A. (Michael Dresdner) "I'm going to assume you started out with an entirely flat surface (a dangerous assumption, I know.) I'll guess that you ensured flatness by sanding diagonally except for the very last grit. Sanding on the diagonal, and switching 90 degrees with each grit, will help keep the board flat and avoid washboard ridges. These ridges are common on woods whose summer and winter woods are very different densities.
If all that is so, all the waves and ridges were put in during your finishing steps. If ridges show up after your first thin coat, your wood was not flat to start with.

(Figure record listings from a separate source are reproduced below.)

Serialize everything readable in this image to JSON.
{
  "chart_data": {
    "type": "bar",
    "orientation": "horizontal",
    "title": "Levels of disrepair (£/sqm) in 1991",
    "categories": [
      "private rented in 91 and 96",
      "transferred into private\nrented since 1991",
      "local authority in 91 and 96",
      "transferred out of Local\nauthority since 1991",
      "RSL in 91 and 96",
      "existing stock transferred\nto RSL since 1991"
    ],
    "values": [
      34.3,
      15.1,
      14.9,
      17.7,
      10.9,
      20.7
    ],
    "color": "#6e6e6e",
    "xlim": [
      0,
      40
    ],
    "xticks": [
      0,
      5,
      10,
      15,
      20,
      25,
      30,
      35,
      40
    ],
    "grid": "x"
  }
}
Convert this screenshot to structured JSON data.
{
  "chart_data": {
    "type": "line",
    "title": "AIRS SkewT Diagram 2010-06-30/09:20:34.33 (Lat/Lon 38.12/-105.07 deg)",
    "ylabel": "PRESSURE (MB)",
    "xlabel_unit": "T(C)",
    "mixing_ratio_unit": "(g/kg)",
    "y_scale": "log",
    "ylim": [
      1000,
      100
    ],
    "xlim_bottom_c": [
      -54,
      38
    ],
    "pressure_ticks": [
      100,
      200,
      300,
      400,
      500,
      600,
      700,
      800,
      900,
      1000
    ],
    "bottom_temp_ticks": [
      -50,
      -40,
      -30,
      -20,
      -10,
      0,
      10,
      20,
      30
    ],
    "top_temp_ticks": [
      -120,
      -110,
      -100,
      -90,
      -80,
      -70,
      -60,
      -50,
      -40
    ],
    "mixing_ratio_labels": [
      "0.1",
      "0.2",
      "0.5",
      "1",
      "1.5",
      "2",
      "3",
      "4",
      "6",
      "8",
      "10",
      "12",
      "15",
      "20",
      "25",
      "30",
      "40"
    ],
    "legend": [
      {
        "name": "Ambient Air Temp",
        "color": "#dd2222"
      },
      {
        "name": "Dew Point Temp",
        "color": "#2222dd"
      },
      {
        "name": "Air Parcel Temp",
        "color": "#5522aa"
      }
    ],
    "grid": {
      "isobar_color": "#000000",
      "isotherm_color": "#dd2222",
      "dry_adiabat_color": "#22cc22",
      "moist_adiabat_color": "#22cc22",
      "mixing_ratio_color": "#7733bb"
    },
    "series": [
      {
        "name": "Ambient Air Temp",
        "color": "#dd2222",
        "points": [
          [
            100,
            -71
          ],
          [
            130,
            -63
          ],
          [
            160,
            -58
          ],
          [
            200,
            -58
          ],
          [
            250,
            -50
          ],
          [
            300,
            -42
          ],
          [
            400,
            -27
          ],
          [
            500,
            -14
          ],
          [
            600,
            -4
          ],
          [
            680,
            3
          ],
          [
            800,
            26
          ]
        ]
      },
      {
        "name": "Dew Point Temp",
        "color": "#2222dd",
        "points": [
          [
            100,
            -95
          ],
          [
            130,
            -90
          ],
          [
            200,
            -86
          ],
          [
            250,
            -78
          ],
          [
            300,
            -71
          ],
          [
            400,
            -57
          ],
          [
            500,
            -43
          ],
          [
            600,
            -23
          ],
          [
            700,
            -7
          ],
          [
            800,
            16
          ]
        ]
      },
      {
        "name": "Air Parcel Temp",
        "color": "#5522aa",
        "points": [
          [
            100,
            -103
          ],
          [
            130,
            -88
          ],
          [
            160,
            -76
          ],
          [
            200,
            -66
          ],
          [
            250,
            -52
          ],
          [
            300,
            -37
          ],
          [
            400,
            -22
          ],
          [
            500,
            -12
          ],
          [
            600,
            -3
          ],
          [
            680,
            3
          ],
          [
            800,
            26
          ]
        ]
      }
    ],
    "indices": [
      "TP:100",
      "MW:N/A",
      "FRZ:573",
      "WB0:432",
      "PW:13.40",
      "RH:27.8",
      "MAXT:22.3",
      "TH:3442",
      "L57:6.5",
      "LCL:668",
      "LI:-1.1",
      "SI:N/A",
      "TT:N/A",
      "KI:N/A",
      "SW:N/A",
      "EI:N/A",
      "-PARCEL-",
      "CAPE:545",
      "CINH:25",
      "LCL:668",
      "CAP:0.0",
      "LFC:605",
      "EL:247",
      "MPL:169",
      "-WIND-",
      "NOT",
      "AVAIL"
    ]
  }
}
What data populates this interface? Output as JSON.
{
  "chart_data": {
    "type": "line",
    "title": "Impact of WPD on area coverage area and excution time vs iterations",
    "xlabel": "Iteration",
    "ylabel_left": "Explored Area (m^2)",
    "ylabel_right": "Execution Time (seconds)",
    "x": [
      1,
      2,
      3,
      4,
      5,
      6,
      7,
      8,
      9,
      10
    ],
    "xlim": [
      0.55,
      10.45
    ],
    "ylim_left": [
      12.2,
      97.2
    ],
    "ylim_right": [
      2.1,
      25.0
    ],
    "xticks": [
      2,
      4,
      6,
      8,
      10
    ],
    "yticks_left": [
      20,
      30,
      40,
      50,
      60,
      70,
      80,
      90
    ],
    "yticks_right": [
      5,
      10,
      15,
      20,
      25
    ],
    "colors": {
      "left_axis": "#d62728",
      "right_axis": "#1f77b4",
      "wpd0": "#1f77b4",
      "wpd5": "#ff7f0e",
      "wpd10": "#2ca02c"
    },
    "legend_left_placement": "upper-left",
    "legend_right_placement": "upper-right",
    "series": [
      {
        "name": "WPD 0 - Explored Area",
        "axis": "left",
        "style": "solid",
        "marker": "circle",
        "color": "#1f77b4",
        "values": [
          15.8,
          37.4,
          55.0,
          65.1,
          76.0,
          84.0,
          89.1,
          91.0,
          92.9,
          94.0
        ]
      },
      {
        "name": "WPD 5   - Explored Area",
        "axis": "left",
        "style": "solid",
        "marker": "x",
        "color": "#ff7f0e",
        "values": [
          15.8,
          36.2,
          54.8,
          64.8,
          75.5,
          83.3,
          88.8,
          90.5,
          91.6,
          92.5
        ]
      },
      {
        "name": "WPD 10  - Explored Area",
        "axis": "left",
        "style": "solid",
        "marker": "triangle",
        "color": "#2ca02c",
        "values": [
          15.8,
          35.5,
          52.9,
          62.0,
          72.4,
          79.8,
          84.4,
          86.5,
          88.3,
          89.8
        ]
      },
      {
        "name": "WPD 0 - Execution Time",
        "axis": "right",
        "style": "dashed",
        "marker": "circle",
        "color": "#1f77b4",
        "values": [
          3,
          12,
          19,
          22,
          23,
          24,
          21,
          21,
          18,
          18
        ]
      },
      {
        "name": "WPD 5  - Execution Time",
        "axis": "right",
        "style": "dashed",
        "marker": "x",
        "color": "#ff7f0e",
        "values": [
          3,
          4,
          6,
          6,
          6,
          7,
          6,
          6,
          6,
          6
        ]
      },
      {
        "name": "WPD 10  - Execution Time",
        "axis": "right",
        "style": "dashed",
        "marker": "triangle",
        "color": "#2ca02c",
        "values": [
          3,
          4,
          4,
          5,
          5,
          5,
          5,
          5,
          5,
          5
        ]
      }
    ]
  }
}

Afterward, use sandpaper between coats. Steel wool does not cut flat. It abrades by following the surface that is already there. Sandpaper, on the other hand, cuts flat. If you applied the finish unevenly with 'waves and ridges,' the steel wool will not eliminate that and will only accentuate it. If you sand flat after each coat, you will only have to contend with one coat's uneven surface at a time. And chances are, if you are applying thin enough coats, you will not have ridges and waves ? their presence suggests that the finish is going on too heavily.
Finally, a note about gloss finishes. While it is possible to do a gloss finish in a thermoset finish, like oil based poly, it is much more difficult. That's because when you do the final rub, you run the risk of cutting into the layer below and creating a witness line, a fine line showing where one coat ends and the next begins. For gloss rub, I prefer thermoplastic finishes, such as shellac and lacquer. Because they redissolve themselves with each coat, there is never a line that shows no matter how deeply you cut when you rub up to gloss. The good news is that it is NOT a lot more work ? only a different material ? and you will not have to sand between all coats. Sand once after the first coat to eliminate any 'fur' and once before the final coat, to make sure your surface is flat."